I think it is hard to know how we will feel in the future. I am trying not to dwell too much on the past as that can't be changed. When I am sitting still and on a good day I don't feel much different to before. When I move I realise things are a bit different and I will need to do things a little more slowly.

I have been doing a lot of meditation/ listening to relaxing music / breathing exercises which I didn't think would be my thing (all found free on internet) I have found these useful make me more relaxed, help me sleep, improve my mood  etc.

Not having to use them as much now.

I

 

 

 

 

 

Dear Jane

thats wonderful,that you have found online therapies. They will help your poor overloaded brain a lot.

whether you do all therapies every day is not important. I need to do them daily, otherwise i just dont do them. But if you are ok with a different time pattern then that will work perfectly.

i admire your progress.

colin

Dear Marg

a Tia will clear up in a week or two. Six at the worst. However, if the wretched depression gets its grip in to you then you might be unwell for many months.

it is quite feasible to fight off depression.
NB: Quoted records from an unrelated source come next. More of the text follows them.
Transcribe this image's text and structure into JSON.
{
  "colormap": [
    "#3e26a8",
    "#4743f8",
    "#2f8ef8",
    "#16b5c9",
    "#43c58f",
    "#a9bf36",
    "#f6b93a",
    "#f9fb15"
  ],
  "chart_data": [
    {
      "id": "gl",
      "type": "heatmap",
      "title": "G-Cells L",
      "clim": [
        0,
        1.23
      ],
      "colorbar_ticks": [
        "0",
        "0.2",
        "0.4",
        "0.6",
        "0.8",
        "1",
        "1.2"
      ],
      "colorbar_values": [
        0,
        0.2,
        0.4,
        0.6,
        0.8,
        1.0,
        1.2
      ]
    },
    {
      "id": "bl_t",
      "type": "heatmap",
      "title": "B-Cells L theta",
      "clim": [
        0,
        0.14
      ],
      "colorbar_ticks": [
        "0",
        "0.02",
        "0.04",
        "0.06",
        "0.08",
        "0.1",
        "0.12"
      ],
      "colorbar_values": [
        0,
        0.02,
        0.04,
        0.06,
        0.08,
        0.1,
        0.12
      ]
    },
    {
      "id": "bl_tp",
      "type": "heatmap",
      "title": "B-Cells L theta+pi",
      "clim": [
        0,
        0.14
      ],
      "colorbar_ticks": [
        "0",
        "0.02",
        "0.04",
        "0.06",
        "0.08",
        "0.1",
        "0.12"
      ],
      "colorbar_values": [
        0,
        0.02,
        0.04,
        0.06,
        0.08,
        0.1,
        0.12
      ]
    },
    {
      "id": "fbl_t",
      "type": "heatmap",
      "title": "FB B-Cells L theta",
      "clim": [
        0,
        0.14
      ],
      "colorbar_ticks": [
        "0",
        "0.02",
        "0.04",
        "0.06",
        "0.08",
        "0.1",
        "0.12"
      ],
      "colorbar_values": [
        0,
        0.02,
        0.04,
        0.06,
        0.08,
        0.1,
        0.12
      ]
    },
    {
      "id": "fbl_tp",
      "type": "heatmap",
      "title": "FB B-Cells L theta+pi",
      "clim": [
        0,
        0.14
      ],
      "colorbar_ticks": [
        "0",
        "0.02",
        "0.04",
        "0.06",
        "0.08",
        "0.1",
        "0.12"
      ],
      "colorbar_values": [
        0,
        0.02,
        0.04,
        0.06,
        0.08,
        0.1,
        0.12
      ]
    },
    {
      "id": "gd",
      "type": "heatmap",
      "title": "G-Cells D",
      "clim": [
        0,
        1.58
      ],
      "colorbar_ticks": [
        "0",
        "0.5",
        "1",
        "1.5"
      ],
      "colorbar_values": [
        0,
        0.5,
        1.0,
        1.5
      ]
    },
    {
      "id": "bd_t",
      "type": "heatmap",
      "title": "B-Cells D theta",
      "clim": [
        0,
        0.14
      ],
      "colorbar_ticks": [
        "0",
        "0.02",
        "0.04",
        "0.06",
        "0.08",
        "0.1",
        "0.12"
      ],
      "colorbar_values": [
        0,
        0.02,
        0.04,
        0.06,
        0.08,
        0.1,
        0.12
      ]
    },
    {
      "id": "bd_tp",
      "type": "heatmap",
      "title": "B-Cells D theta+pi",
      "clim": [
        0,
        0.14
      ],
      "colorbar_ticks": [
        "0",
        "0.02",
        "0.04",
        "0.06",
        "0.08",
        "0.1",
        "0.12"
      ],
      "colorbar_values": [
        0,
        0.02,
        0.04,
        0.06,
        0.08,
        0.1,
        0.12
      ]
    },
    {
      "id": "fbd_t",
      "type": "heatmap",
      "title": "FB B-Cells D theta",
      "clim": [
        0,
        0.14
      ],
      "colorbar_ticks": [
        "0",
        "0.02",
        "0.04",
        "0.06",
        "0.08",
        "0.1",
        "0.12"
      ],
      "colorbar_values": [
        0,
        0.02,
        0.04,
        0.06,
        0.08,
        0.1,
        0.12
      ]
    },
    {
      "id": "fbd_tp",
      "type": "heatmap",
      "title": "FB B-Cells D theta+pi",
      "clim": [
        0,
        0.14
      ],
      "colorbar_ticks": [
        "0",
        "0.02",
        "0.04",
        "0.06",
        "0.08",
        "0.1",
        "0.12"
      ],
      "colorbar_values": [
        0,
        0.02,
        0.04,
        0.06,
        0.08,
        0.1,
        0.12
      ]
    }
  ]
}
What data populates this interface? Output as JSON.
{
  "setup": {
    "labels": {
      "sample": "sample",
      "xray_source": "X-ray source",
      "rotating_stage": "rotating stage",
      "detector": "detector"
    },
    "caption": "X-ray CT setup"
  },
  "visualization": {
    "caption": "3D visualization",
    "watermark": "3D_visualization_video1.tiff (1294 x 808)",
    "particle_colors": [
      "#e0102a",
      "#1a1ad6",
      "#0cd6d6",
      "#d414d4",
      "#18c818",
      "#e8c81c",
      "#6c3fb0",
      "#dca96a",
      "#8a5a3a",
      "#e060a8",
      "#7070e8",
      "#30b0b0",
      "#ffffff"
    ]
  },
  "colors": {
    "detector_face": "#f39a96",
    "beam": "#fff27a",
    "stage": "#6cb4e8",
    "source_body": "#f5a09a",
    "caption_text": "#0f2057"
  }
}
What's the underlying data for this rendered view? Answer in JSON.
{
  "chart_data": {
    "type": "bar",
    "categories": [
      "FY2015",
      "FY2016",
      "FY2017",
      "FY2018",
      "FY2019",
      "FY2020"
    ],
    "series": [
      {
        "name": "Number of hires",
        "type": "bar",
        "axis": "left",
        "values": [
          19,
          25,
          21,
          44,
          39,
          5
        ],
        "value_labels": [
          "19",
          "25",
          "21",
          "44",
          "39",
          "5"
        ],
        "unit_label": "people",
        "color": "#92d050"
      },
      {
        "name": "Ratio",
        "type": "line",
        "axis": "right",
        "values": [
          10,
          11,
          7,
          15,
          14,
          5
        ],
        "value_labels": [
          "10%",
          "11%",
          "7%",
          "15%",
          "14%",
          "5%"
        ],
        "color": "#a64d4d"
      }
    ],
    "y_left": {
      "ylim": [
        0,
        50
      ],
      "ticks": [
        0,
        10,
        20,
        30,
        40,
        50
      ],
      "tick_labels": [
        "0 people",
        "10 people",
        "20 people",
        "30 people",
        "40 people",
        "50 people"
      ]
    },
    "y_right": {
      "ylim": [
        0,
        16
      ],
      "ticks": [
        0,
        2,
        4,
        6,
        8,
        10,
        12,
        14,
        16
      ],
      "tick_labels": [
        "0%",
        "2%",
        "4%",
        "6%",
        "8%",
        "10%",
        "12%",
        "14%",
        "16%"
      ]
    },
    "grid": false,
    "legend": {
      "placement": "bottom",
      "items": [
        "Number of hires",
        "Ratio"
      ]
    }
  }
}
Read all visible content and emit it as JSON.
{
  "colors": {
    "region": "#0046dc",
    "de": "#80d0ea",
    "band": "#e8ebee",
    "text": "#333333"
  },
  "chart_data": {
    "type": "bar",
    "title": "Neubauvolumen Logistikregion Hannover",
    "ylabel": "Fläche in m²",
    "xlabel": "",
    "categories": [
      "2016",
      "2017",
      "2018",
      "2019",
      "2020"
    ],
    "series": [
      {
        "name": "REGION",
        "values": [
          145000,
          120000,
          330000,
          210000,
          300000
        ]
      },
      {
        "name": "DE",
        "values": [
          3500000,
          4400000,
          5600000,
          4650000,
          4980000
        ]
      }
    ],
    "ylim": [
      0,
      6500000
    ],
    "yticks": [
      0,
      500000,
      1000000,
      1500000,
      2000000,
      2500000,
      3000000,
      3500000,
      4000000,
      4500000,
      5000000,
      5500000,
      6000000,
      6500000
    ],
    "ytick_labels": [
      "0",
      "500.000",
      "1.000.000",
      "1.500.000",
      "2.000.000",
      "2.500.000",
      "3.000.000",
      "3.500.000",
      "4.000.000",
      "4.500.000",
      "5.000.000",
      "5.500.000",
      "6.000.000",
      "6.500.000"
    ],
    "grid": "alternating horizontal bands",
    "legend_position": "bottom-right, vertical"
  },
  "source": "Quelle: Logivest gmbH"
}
your dog is surely a major source of comfort. 
 

I adore my cat so much that i never think of myself, just about him. And dogs are probably better companions than cats. 

best wishes

colin
 

 

 

Hi Marge

You are not a hypochondriac. I would say you’ve gone through 3 of the most stressful things in life: the D word, illness/TIA, moving house. Anxiety has kicked in and your thinking has decided to jump on the bandwagon. None of this will be helpful to recovering from a TIA. I would approach your GP and ask for a referral for some psychological help with anxiety. You can also do a self referral through the NHS website. Look at Anxiety fear and panic on the NHS website. There’s also some self help stuff on there. I don’t know if there are long waits for these services but give them a try. With help and being able to deal with your anxiety and unhelpful thoughts, you will be able to improve the way you feel. The benefits will lead to better health and continued recovery from the TIA. GPs and services can vary across the country so I hope you can get a good reply in your area. Best wishes Pat

Think I need to look into these self-help groups, thank you 

Best regards

Marg

Hi Pat

Thank you for the advise, some days I feel more upbeat but its early days as its only been 10 days, think I need to allow myself to process it all and then reach out to the people you have suggestd.

Best wishes 

Marg

Hi Colin

I am very fortunate to have some wonderful friends to support me and the dog gives me a reason to leave the house each day, I meet people en route, which is nice. I know I would just stay indoors if I didn't need to take him out.

Kind regards

Marg

I picked up on something called brain attack music. There is a blog and you tube videos. Interesting to read and listen to.

 

 

 

 

Reading betwixt the lines, do i dare to think your spirits are rising just a tad ? I do hope so.